Analyze the time complexity of the following code snippet.


func sortedArrayToBST(nums []int) *TreeNode {
    if len(nums) == 0 {
        return nil
    }
    mid := len(nums) / 2
    root := &TreeNode{Val: nums[mid]}
    root.Left = sortedArrayToBST(nums[:mid])
    root.Right = sortedArrayToBST(nums[mid+1:])
    return root
}
    

This code builds a balanced BST by choosing the middle element as root and recursively doing the same for left and right halves.

Identify Repeating Operations

Identify the loops, recursion, array traversals that repeat.

  • Primary operation: Recursive calls splitting the array and creating nodes.
  • How many times: Each element is processed exactly once to create a node.
How Execution Grows With Input

Each recursive call splits the array roughly in half, and every element is visited once to create a node.

Input Size (n)Approx. Operations
10About 10 node creations and splits
100About 100 node creations and splits
1000About 1000 node creations and splits

Pattern observation: The work grows roughly in direct proportion to the input size.

Final Time Complexity

Time Complexity: O(n)

This means the time to build the tree grows linearly with the number of elements in the array.

Common Mistake

[X] Wrong: "Because the function calls itself twice, the time complexity is exponential like O(2^n)."

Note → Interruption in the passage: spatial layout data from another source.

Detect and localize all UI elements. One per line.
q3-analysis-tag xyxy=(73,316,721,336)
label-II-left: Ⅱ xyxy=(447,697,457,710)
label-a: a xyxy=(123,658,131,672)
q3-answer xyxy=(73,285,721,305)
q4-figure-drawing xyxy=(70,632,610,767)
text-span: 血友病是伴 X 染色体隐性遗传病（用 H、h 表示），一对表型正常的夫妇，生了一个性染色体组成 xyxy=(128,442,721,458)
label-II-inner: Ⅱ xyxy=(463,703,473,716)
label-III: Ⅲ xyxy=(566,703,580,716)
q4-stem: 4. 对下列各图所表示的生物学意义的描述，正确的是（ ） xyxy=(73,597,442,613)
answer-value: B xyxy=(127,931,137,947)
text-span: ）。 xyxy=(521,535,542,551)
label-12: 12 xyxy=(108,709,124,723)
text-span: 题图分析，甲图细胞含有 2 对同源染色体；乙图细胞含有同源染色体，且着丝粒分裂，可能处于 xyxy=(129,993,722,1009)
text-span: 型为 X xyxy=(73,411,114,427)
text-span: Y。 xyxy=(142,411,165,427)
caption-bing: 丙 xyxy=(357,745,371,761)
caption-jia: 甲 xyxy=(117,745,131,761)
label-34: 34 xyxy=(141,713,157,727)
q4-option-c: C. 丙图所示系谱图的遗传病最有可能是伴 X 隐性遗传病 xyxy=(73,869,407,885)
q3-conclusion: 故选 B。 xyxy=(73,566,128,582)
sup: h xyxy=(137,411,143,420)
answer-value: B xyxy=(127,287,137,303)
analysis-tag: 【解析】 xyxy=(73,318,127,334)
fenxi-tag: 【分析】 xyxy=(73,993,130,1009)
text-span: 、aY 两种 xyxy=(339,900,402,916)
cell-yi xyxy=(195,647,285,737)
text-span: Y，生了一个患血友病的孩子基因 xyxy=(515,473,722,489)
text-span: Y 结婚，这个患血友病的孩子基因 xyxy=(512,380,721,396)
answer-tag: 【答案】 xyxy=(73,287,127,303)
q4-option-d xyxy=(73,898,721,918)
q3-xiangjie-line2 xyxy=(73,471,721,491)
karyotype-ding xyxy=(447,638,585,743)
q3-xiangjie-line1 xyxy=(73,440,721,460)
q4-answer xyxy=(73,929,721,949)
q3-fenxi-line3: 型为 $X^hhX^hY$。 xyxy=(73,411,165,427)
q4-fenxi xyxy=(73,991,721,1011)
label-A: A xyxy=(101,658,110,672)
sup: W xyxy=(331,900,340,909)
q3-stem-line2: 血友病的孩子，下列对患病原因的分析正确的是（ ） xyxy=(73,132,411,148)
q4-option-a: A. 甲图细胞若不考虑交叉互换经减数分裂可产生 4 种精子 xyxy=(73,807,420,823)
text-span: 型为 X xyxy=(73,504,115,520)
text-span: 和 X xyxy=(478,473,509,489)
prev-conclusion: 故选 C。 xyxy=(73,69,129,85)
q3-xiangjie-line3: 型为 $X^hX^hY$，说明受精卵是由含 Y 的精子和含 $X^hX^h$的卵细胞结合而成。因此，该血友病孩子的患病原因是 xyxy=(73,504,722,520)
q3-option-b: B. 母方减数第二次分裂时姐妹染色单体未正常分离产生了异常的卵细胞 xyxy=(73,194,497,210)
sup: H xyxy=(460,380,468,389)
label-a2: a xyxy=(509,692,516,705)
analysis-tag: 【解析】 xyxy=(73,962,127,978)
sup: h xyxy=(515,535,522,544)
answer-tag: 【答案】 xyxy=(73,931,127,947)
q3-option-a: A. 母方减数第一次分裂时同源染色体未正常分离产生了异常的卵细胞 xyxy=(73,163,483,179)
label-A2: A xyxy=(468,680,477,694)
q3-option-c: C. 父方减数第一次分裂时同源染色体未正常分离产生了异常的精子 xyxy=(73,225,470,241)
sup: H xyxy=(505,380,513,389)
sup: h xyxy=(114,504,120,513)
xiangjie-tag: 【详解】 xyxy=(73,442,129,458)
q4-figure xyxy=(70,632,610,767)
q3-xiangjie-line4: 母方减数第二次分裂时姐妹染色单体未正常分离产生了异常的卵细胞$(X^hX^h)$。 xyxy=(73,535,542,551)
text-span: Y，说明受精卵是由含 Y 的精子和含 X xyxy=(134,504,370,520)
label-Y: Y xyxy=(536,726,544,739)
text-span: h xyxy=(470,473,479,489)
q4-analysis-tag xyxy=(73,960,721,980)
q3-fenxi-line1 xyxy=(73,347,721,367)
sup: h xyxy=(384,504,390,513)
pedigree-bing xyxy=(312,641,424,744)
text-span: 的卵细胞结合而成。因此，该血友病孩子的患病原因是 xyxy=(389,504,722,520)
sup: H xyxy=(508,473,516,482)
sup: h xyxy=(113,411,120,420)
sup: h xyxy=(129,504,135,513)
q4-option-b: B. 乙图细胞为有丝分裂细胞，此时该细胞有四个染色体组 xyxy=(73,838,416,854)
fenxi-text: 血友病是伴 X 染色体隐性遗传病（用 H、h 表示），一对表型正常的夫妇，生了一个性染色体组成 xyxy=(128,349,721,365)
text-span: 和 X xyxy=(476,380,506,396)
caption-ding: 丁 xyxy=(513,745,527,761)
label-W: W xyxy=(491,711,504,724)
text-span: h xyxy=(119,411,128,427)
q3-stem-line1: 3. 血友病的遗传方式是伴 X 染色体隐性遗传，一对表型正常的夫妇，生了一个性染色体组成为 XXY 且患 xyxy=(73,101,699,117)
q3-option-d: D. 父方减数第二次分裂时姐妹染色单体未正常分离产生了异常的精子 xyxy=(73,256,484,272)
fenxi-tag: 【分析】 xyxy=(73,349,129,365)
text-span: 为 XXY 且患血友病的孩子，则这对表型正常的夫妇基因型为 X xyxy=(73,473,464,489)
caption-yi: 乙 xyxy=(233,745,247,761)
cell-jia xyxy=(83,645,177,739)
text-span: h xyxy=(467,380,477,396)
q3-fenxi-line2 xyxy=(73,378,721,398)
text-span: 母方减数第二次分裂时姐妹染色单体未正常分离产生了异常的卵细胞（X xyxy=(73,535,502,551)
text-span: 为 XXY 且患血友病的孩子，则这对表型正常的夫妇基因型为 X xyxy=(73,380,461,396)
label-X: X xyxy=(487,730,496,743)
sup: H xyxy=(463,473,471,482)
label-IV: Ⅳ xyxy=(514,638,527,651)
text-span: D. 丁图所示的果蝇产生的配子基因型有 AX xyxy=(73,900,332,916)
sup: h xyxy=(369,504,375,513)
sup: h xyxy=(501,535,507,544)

[OK] Correct: Each element is processed only once, and the array is split, so the total work adds up linearly, not exponentially.

Interview Connect

Understanding this helps you explain how recursion and divide-and-conquer work together efficiently to build balanced trees.

Self-Check

"What if we did not pick the middle element but always picked the first element as root? How would the time complexity change?"